Reading the HTS: Notes
Each chapter of the HTS contains notes on classifying products within that chapter. It is very important to thoroughly review these chapter notes before continuing with the classification process. Often times, these notes will list specific articles that can or can not be classified within that chapter. The notes can contain lists of acceptable definitions, clarifications to chapter headings, and other important information
Reading the HTS: Headings and Subheadings
A Harmonized Tariff Classification is a 10 digit number used to identify a specific product. Here’s a sample from Chapter 82 of the HTS (TOOLS, IMPLEMENTS, CUTLERY, SPOONS AND FORKS, OF BASE METAL; PARTS THEREOF OF BASE METAL)

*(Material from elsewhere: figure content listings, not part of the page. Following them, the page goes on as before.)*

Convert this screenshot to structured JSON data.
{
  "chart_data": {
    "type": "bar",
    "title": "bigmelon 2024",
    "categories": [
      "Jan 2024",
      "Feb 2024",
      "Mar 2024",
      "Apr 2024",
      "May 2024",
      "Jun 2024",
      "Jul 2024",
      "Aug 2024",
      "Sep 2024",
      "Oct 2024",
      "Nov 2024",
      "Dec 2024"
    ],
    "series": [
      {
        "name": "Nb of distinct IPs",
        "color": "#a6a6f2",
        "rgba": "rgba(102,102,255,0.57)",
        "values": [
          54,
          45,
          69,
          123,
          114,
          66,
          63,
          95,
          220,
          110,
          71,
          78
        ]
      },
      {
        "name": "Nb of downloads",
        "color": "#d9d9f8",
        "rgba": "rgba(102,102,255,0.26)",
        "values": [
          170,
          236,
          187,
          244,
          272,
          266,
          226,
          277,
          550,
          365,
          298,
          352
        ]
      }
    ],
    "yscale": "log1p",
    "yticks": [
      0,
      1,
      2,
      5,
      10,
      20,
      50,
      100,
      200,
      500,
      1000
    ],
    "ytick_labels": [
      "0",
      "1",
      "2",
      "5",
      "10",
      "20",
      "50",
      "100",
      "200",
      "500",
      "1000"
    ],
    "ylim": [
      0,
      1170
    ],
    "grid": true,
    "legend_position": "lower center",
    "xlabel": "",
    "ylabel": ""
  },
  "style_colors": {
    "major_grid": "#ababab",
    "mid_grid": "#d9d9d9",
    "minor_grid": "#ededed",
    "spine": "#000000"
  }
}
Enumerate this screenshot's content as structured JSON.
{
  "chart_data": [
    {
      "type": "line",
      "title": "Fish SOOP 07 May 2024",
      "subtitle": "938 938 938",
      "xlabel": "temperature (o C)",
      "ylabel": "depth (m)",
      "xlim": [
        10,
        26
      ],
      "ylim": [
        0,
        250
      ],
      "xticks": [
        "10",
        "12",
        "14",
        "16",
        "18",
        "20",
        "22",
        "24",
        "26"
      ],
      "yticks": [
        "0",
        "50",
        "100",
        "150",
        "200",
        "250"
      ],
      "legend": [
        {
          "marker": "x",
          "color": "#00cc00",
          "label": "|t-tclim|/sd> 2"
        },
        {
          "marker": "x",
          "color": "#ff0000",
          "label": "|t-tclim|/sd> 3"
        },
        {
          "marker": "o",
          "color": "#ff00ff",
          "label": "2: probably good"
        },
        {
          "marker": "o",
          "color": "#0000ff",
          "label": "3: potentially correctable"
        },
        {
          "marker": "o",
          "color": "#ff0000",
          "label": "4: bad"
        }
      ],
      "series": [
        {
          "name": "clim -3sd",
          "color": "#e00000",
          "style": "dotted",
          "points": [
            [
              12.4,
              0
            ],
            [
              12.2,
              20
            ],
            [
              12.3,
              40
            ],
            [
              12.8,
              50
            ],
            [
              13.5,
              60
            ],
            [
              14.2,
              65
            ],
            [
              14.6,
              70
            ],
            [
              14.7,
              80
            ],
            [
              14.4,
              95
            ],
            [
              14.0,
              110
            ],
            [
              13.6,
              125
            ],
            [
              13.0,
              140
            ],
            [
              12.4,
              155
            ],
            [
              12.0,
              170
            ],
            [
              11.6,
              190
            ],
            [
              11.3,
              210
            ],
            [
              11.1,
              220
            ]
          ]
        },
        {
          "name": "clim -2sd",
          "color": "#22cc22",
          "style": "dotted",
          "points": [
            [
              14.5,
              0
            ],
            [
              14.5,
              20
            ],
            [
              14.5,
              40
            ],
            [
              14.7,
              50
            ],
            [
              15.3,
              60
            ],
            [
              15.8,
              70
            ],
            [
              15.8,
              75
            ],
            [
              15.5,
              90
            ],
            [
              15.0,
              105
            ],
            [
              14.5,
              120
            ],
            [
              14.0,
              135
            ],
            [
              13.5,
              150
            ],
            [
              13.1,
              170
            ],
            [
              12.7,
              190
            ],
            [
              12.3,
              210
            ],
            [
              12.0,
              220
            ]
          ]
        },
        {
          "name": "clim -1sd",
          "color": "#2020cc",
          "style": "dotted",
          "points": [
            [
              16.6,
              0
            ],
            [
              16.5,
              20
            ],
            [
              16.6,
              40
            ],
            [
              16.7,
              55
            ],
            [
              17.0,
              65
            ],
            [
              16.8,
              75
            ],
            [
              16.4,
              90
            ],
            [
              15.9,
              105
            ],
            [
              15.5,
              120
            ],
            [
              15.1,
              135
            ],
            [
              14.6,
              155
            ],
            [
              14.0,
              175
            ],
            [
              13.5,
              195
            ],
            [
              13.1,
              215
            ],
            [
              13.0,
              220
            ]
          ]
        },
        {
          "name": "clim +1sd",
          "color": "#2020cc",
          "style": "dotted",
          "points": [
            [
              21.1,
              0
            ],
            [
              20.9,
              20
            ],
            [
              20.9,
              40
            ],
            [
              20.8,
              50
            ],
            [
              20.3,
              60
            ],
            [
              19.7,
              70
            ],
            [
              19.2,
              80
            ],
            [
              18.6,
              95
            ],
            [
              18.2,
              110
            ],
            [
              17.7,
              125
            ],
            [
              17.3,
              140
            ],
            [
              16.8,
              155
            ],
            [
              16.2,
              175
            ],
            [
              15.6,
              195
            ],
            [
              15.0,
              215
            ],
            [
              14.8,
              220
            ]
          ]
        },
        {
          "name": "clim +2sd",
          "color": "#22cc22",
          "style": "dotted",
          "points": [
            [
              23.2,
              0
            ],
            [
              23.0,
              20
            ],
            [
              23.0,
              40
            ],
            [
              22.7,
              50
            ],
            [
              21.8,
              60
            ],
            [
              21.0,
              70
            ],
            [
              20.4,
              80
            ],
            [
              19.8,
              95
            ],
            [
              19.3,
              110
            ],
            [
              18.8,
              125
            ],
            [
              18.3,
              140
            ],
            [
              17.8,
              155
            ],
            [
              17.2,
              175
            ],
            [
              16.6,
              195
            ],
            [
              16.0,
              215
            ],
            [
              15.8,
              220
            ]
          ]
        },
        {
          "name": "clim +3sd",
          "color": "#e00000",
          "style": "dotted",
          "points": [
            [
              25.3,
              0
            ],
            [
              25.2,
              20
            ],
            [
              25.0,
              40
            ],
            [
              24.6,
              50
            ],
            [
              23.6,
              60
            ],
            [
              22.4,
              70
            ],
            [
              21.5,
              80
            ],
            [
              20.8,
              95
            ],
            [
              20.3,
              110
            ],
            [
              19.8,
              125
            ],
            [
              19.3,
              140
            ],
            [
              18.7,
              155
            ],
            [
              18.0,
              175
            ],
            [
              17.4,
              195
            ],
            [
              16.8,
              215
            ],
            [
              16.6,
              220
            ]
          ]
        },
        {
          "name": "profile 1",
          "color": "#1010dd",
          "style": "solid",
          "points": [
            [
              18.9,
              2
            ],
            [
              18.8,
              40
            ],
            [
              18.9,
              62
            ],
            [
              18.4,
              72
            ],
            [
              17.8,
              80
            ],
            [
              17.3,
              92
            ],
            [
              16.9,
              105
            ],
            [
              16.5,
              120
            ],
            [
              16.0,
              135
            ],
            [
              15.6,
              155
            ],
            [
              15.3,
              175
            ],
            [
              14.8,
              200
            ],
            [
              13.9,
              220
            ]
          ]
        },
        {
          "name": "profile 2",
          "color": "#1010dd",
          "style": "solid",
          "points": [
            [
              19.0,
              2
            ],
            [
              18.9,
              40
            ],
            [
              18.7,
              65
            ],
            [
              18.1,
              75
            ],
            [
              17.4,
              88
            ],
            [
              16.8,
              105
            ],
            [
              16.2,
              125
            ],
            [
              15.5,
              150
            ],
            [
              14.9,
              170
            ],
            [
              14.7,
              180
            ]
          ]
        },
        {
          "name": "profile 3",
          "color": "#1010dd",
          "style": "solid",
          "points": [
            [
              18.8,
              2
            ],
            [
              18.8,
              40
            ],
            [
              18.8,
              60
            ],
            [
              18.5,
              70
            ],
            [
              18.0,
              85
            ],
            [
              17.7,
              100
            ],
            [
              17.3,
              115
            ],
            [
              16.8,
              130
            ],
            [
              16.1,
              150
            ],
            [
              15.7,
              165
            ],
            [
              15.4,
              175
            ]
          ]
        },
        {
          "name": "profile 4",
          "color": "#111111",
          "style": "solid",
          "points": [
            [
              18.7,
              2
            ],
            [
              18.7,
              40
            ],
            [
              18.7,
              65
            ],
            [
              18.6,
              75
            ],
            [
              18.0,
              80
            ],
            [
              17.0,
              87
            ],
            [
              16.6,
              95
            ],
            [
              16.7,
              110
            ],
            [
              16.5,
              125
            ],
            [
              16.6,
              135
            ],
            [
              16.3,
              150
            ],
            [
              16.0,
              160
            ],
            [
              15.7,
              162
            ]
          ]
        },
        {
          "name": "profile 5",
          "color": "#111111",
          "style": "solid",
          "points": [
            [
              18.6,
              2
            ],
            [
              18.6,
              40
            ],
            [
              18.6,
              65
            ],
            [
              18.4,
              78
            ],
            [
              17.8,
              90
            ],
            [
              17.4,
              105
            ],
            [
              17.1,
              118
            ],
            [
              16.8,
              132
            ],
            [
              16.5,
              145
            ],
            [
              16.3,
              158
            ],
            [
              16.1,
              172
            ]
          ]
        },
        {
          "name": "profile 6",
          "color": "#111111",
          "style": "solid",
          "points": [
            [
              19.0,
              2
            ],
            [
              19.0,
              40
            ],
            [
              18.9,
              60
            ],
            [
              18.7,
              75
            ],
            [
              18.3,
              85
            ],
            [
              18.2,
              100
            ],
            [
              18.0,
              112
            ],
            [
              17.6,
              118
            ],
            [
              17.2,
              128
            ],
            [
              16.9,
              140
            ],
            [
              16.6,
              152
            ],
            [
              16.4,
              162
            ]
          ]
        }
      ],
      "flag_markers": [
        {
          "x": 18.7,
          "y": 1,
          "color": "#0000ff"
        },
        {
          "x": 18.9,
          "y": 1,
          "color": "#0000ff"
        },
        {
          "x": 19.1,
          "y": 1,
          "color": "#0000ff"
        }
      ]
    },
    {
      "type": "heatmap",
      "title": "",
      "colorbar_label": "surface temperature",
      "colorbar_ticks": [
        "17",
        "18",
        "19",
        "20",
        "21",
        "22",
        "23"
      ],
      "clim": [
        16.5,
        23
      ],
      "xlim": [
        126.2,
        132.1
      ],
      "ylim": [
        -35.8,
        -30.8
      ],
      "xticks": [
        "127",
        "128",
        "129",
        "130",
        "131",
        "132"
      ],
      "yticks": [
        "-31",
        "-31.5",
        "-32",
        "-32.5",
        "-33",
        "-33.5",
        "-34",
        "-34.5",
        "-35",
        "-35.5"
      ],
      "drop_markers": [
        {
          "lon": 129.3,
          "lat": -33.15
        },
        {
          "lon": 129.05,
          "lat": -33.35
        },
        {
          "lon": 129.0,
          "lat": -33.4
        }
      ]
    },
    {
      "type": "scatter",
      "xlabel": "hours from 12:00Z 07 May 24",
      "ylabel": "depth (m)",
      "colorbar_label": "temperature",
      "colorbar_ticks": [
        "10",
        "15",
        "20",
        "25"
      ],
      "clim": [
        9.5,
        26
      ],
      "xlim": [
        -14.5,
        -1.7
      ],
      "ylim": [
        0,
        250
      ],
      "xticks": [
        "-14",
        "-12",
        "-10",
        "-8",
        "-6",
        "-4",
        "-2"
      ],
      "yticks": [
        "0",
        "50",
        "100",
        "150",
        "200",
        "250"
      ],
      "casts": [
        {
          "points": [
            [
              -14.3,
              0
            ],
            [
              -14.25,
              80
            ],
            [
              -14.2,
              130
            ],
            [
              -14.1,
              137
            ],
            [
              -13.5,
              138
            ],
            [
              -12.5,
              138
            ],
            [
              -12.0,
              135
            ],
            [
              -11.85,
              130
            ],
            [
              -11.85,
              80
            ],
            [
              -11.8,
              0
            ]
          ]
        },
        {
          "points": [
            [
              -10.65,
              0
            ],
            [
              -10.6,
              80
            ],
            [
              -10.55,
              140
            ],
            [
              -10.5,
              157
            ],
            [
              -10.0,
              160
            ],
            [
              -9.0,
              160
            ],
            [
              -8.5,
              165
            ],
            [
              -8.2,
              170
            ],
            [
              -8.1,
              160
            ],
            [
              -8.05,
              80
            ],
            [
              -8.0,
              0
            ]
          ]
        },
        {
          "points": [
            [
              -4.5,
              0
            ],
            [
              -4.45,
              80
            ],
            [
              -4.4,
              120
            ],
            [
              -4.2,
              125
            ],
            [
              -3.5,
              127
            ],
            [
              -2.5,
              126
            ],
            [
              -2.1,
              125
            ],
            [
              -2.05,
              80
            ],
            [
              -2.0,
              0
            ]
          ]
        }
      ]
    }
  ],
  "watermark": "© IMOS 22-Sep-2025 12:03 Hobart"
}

8201.10.00.00 is a handtool of a kind used in agriculture, horticulture or forestry; and more specifically and spade or shovel.
The first two digits (82) of this classification are a reference to the appropriate chapter. The first four digits combined (8201) comprise the article’s heading within that chapter, while the last six digits (10.00.00) break that heading down into subheadings.
In our example, this product is broken down in the following manner:
Chapter 82:TOOLS, IMPLEMENTS, CUTLERY, SPOONS AND FORKS, OF BASE METAL; PARTS THEREOF OF BASE METAL
Heading 8201: Handtools of the following kinds and base metal parts thereof: spades, shovels, mattocks, picks, hoes, forks and rakes; axes, bill hooks and similar hewing tools; secateurs and pruners of any kind; scythes, sickles, hay knives, hedge shears, timber wedges and other tools of a kind used in agriculture, horticulture or forestry
Subheading 8201.10.00.00: Spades and shovels, and parts thereof
Reading the HTS: Unit of Quantity
This is the US Customs acceptable measure of quantity for a product. This measurement must be reflected on your commercial invoice.
Reading the HTS: Rates of Duty.
The Rates of Duty Column determines the amount of duty you will have to pay on an imported product. Typically these rates of duty are expressed in a quantity/cost rate (e.g. $0.04/kg) or as a percentage of the value of the good (e.g. 2.5% of the value).
Notice that the Rate of Duty Column is divided into three interior columns. These columns are interpreted as follows:
General (aka Column 1): The typical rate of duty from the majority of the world’s countries.
Special: Special duty rates assigned to specific countries or import scenarios.
Column 2: The special rate of duty assigned to trade restricted countries. Cuba, North Korea, etc.